One of the central problems in cryptography is "integrity protection", or
proving that some given data is as it was when it was generated or validated
by some trusted party. This matters especially for things like ensuring that
a software package wasn't tampered with, or that an email is not modified since
the sender produced it. Usually this is done using asymmetric signing schemes,
but these are slow and have large keys and require clever mathematics to
implement properly, so another option that is useful in some contexts is
symmetric signing schemes - i.e., ones where the same (private) key is used both
to apply the protection and to check that the protection is intact.

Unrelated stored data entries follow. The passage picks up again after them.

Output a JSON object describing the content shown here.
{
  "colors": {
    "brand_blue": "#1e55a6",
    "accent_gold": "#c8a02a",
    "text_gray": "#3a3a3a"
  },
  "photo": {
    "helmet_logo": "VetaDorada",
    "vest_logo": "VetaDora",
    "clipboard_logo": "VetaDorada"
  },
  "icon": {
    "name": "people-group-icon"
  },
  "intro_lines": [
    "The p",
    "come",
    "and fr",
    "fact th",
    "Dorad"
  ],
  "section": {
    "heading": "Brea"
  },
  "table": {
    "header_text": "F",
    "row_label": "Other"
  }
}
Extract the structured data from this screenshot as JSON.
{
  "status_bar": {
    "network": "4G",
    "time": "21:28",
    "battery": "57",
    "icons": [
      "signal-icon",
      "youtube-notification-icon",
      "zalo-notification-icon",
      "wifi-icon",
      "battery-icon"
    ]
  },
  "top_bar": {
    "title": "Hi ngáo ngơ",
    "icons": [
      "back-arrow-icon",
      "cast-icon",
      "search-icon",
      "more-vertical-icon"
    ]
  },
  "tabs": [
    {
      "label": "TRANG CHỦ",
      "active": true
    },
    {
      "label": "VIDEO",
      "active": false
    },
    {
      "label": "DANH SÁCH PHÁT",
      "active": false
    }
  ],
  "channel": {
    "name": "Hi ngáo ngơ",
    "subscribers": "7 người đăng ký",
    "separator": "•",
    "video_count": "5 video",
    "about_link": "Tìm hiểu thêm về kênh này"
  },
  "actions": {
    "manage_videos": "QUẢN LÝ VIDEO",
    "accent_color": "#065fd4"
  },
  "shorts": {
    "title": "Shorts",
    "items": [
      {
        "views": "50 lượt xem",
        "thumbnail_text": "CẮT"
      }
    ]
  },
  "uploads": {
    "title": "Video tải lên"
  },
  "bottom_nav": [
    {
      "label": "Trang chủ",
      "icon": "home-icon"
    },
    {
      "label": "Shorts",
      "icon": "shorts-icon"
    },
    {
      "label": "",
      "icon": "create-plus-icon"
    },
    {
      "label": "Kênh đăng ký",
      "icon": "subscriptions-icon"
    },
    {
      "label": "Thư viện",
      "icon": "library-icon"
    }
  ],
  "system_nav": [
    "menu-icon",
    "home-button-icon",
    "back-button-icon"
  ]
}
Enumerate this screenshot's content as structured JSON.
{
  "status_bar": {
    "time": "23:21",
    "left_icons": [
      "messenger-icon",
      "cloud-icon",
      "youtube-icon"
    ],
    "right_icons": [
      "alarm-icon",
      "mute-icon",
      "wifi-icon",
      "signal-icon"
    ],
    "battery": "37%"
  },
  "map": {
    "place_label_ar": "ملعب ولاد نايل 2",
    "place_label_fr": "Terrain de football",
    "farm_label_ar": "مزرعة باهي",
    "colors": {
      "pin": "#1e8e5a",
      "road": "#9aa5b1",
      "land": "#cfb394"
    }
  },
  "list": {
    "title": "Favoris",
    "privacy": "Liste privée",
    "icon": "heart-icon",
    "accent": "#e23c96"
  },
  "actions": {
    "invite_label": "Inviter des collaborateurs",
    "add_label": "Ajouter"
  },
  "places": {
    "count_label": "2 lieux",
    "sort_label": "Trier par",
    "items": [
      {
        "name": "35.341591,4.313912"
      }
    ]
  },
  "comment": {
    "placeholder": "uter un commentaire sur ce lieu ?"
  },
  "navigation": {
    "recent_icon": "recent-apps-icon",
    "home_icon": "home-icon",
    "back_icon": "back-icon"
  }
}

These
schemes aren't useful for either of the cases given above: if a user has the
required key to check that a software release with a symmetric signature is
intact, then they also have the required key to forge a release of that
software, which is what security professionals call a "major bummer" when it
happens.

However, symmetric signatures can be quite useful in two scenarios:

1. The data is being returned to the point of origin but passing through
   untrusted hands en route, so the secret key is held and used only by one
   party;
2. The secret key is negotiated as part of some other protocol and used to
   provide transient protection for some kind of bulk data.

An example of a system of the first type might be a login server that issues
users "tokens". Assuming we have a symmetric signing operation:

  sign(key k, message m)
  verify(key k, message m)

The login server might support an operation like "login", which takes a username
and password, checks them against its database, and if successful returns:

  sign(LOGIN_SERVER_KEY, "logged in:" + user + time)

which can then be re-validated by the server at a later date using verify() with
that same key[1].

An example of a system of the second type is pretty simple to imagine: you and I
meet in person, let's say, and establish a shared secret key; I then transmit to
you a large file signed with that key and you verify it. Easy!

So, how does this symmetric signing actually work in practice? Well, there are
quite a few different schemes, but one of the most common and easiest to use,
HMAC, involves use of a hash function. Since hash functions are irreversible[2],
in theory, if I generate:

  hash(secretkey + data)

nobody else, observing that hash value, can re-derive the secret key, and
therefore nobody could produce hash(secretkey + otherdata). Admirably simply and
clear... but it doesn't actually provide the security guarantee you might want,
and as a result the actual HMAC standard, RFC 2104, has a more complicated
scheme involving two nested applications of the hash function.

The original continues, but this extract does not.